Nid Hogge wrote:It was 512 Itanium based CPU's.. Itaniums generally.. Suck. Hard time. Especially the older generation ones where Zappa ran on.. If it would run on 512 x86 cores it would KILL anything.. But that's already slides into the Supercomputer segment.. A whole different story.
Nid Hogge wrote:It was 512 Itanium based CPU's.. Itaniums generally.. Suck. Hard time. Especially the older generation ones where Zappa ran on.. If it would run on 512 x86 cores it would KILL anything.. But that's already slides into the Supercomputer segment.. A whole different story.
Hmm, Interesting, but Intel will need to work harder than this to bring some faith in Itanium.
I'm waiting to see how Tukwila will do. It has the new QPI which Nehalem will also use and is finally a Quad. I think it's doing the right way to recovery.. And it's ain't gonna die despite what IBM will keep telling you.. In fact Itanium has finally turned profitable some months ago.. and Intel is much more serious than it was ever before.
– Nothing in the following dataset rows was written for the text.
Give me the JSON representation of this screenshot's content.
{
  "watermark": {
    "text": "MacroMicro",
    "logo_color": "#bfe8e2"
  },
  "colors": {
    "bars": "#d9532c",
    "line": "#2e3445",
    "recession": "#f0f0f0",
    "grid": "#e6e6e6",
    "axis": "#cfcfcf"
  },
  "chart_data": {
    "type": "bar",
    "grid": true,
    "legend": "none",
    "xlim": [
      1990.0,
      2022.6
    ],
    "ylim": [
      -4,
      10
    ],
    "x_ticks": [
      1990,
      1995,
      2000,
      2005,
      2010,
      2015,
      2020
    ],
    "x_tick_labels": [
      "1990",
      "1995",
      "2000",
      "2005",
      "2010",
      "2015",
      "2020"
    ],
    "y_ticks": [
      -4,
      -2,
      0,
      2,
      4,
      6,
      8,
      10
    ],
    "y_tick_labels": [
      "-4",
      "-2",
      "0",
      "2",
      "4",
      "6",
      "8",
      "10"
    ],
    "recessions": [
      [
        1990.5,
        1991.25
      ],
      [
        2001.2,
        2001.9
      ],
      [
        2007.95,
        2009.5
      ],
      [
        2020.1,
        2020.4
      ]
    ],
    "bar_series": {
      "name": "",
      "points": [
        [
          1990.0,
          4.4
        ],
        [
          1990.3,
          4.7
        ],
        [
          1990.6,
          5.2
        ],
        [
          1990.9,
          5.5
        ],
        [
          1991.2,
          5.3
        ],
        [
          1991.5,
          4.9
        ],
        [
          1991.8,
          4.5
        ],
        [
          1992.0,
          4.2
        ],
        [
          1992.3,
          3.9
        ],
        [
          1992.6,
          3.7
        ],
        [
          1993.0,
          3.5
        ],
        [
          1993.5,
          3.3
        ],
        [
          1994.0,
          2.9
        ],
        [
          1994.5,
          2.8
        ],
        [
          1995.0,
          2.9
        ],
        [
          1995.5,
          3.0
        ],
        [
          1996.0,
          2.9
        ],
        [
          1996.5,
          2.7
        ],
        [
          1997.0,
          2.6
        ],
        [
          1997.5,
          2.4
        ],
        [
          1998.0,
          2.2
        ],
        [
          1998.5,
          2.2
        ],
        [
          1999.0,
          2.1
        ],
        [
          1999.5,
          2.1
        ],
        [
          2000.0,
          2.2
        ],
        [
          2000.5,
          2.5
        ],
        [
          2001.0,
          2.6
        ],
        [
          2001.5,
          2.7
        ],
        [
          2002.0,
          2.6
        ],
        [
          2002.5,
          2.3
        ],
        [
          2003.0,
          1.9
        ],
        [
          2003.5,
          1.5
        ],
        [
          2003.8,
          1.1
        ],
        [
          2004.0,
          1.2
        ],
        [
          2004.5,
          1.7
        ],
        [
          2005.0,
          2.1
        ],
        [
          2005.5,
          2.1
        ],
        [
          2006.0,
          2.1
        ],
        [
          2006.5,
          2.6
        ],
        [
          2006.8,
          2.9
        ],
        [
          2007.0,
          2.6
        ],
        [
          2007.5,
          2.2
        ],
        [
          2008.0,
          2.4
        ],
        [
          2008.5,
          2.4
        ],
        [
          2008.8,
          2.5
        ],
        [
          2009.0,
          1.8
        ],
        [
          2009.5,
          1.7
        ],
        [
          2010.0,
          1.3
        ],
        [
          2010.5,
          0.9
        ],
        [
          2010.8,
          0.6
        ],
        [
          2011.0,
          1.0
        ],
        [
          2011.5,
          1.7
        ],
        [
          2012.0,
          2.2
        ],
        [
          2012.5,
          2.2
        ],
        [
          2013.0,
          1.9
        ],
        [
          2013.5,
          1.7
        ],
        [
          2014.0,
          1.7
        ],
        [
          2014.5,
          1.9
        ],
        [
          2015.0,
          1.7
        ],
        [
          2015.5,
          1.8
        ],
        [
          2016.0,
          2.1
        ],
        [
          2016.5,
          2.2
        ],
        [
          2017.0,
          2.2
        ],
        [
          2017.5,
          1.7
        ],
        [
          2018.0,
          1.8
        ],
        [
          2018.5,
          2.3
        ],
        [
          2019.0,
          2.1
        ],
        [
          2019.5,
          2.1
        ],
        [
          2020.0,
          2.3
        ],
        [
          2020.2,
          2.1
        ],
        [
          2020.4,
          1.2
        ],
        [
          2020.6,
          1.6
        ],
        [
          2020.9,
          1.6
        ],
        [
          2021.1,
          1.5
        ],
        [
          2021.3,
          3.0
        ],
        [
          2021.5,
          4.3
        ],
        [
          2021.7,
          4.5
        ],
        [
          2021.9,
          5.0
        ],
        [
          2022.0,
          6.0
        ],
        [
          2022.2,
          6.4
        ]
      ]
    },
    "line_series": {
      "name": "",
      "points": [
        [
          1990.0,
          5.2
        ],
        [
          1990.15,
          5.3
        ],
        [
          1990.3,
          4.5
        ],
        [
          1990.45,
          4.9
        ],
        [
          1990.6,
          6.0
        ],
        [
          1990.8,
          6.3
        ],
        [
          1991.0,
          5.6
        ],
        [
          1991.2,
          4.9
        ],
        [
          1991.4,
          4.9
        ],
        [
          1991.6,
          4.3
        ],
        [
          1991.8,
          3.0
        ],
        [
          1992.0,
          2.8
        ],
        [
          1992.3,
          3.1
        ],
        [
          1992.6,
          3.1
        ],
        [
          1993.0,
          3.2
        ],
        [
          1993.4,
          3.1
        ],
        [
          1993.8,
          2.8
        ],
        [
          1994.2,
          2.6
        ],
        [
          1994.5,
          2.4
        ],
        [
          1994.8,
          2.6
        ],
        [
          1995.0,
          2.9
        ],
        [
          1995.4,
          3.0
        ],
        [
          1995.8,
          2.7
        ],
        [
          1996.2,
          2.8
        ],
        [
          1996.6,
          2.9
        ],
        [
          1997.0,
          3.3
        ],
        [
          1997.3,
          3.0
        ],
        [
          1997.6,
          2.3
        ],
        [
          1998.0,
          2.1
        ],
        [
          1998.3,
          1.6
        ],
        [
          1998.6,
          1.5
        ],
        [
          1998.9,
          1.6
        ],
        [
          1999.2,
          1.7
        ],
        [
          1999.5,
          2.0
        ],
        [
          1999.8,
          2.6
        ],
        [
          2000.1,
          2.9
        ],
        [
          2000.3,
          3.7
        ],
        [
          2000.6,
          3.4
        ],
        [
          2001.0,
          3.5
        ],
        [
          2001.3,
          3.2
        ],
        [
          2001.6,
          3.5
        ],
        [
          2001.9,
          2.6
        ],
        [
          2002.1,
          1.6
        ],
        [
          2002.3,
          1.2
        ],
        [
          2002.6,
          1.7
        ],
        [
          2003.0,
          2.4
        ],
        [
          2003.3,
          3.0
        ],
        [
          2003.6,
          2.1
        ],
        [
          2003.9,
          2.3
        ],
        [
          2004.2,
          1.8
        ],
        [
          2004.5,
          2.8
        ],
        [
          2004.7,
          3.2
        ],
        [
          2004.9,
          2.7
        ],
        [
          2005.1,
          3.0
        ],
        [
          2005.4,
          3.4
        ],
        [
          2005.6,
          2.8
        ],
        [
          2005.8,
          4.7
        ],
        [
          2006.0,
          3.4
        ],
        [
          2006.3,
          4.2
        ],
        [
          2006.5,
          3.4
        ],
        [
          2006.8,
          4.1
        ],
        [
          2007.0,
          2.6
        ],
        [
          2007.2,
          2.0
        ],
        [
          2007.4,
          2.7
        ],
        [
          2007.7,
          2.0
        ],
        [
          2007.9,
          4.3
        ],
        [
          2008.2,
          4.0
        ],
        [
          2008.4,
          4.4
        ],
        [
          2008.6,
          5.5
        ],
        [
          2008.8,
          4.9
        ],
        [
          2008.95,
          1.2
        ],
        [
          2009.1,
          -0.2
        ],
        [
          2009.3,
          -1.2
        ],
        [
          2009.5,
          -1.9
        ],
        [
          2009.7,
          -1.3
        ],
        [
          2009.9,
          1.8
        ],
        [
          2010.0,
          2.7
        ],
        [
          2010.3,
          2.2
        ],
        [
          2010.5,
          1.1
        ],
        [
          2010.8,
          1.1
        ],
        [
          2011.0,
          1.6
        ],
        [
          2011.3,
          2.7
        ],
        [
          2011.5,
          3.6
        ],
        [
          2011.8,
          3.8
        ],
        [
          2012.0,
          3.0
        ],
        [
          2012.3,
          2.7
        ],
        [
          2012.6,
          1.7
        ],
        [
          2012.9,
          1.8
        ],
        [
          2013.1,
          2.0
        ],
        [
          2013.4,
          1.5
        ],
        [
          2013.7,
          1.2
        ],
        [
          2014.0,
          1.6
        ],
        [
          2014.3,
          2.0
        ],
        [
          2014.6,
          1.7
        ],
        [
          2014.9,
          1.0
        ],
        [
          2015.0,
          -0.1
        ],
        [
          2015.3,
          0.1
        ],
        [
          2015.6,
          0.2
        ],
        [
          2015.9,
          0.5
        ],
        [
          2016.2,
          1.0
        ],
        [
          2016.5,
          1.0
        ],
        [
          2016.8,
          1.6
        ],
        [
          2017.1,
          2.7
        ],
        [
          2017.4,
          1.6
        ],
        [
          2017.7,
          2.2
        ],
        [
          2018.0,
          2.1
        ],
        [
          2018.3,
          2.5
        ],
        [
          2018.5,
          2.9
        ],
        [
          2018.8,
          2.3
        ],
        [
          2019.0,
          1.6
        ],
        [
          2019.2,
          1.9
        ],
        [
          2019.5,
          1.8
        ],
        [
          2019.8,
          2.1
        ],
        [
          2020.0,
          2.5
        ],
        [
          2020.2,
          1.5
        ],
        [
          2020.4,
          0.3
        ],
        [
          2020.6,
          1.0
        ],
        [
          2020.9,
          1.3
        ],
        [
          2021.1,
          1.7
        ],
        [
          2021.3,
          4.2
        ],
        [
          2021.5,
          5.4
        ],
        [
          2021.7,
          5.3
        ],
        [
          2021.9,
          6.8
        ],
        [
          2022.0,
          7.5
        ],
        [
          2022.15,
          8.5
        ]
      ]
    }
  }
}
BTW here's an article on Intel's HPC plans.. Ironically Itaniun biggest threat is.. Nehalem. Since it's eliminates the last "problem" older Intel CPU's have with HPC (IMC). With Nehalem they can not only regain the no. 1 spot again, but also massively populate the strongest Supercomputers in the world(Currently dominated by AMD/IBM).
"We have a special division focused on HPC - an organization that lives and dies on HPC," he said. "We are not being specific right now about our offerings, but we definitely will be part of the petaflop race.
"We are aiming for the top of the top." Gelsinger declined to provide us with any specifics around an upcoming Intel-based monster. But you could see Intel working with some of the accelerator players to craft a "top" machine that teams co-processors with some upcoming "Nehalem" versions of Xeon. Or maybe Gelsinger is looking even further out at a system which taps the graphics capabilities of the upcoming Larrabee processor.
Intel will release its grand HPC vision later this year at the Intel Developer Forum event in San Francisco, Gelsinger said.
Intel has also enjoyed some HPC success with Itanium, although it seems unlikely that the EPIC chip will lead the company's petascale charge.